一個存儲kv的map，即狀態機，但這里實現一個基於內存版本KV即可的，但實際生產環境下必然不可能把數據全部存在內存當中，系統往往采用的是 LSM 的架構，例如 RocksDB 等，抽象成KVStateMachine 的接口。
一個能記錄某一個客戶端最后一次操作序號和應用結果的map
一個能記錄每個raft同步操作結果的map

type KVServer struct {
	mu      sync.RWMutex
	me      int
	rf      *raft.Raft
	applyCh chan raft.ApplyMsg
	dead    int32 // set by Kill()

	maxraftstate int // snapshot if log grows this big

	// Your definitions here.
	lastApplied    int                        //
	stateMachine   KVStateMachine             // 服務器數據存儲（key，value）
	lastOperations map[int64]OperationContext // 客戶端id最后的命令id和回復內容 （clientId，{最后的commdId，最后的LastReply}）
	notifyChans    map[int]chan *CommandReply // Leader回復給客戶端的響應（日志Index， CommandReply）
}
//
// servers[] contains the ports of the set of
// servers that will cooperate via Raft to
// form the fault-tolerant key/value service.
// me is the index of the current server in servers[].
// the k/v server should store snapshots through the underlying Raft
// implementation, which should call persister.SaveStateAndSnapshot() to
// atomically save the Raft state along with the snapshot.
// the k/v server should snapshot when Raft's saved state exceeds maxraftstate bytes,
// in order to allow Raft to garbage-collect its log. if maxraftstate is -1,
// you don't need to snapshot.
// StartKVServer() must return quickly, so it should start goroutines
// for any long-running work.
//
func StartKVServer(servers []*labrpc.ClientEnd, me int, persister *raft.Persister, maxraftstate int) *KVServer {
	// call labgob.Register on structures you want
	// Go's RPC library to marshall/unmarshall.
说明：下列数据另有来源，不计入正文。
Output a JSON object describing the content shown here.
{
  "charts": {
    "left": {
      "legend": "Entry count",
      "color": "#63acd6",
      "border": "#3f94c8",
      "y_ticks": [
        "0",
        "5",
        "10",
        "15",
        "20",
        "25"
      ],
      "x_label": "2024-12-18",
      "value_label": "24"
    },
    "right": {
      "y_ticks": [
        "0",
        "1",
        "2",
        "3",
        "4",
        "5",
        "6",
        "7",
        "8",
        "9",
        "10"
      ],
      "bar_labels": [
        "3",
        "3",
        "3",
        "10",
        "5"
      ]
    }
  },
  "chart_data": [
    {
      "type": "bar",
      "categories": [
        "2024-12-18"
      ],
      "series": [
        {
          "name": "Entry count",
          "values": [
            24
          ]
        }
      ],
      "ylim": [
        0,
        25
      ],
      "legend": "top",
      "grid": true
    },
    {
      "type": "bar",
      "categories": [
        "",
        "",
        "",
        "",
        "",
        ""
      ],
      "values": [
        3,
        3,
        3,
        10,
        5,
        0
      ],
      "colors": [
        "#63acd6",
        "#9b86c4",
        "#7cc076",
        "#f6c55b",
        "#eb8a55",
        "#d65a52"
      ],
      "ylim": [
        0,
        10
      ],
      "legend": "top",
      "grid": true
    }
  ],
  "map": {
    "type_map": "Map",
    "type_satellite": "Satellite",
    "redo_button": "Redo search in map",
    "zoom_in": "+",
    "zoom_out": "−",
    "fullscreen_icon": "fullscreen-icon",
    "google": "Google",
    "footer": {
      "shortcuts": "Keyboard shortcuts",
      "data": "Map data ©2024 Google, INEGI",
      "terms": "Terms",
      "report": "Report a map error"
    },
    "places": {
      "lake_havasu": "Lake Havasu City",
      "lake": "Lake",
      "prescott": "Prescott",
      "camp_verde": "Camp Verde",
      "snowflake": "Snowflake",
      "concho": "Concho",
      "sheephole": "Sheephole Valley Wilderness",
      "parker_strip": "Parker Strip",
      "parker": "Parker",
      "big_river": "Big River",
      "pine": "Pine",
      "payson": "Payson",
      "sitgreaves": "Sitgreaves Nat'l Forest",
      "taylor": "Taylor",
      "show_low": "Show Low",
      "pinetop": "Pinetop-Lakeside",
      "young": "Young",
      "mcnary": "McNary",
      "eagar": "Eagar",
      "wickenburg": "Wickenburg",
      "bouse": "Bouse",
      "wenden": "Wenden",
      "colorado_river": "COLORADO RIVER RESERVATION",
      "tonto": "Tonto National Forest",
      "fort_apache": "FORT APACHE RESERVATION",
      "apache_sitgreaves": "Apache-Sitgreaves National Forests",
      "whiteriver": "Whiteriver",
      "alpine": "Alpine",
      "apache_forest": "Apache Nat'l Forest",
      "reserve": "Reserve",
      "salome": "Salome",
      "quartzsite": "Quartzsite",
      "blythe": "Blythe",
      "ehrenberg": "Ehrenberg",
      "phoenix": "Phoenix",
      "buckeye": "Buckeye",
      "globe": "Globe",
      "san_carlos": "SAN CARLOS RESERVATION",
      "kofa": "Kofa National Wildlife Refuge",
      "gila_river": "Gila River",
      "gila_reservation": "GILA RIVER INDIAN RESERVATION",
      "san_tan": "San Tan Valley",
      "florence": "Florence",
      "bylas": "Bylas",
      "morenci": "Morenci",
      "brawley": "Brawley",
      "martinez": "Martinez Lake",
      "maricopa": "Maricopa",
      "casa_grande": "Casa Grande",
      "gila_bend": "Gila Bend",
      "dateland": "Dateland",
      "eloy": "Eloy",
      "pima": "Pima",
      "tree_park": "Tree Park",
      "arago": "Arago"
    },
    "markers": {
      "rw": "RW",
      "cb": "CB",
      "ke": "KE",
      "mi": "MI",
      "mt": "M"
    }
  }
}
	labgob.Register(Command{})

	kv := new(KVServer)
	kv.me = me
	kv.maxraftstate = maxraftstate

	// You may need initialization code here.
	kv.applyCh = make(chan raft.ApplyMsg)
	kv.rf = raft.Make(servers, me, persister, kv.applyCh)
	kv.dead = 0
	kv.lastApplied = 0
	kv.stateMachine = NewMemoryKV()
	kv.lastOperations = make(map[int64]OperationContext)
	kv.notifyChans = make(map[int]chan *CommandReply)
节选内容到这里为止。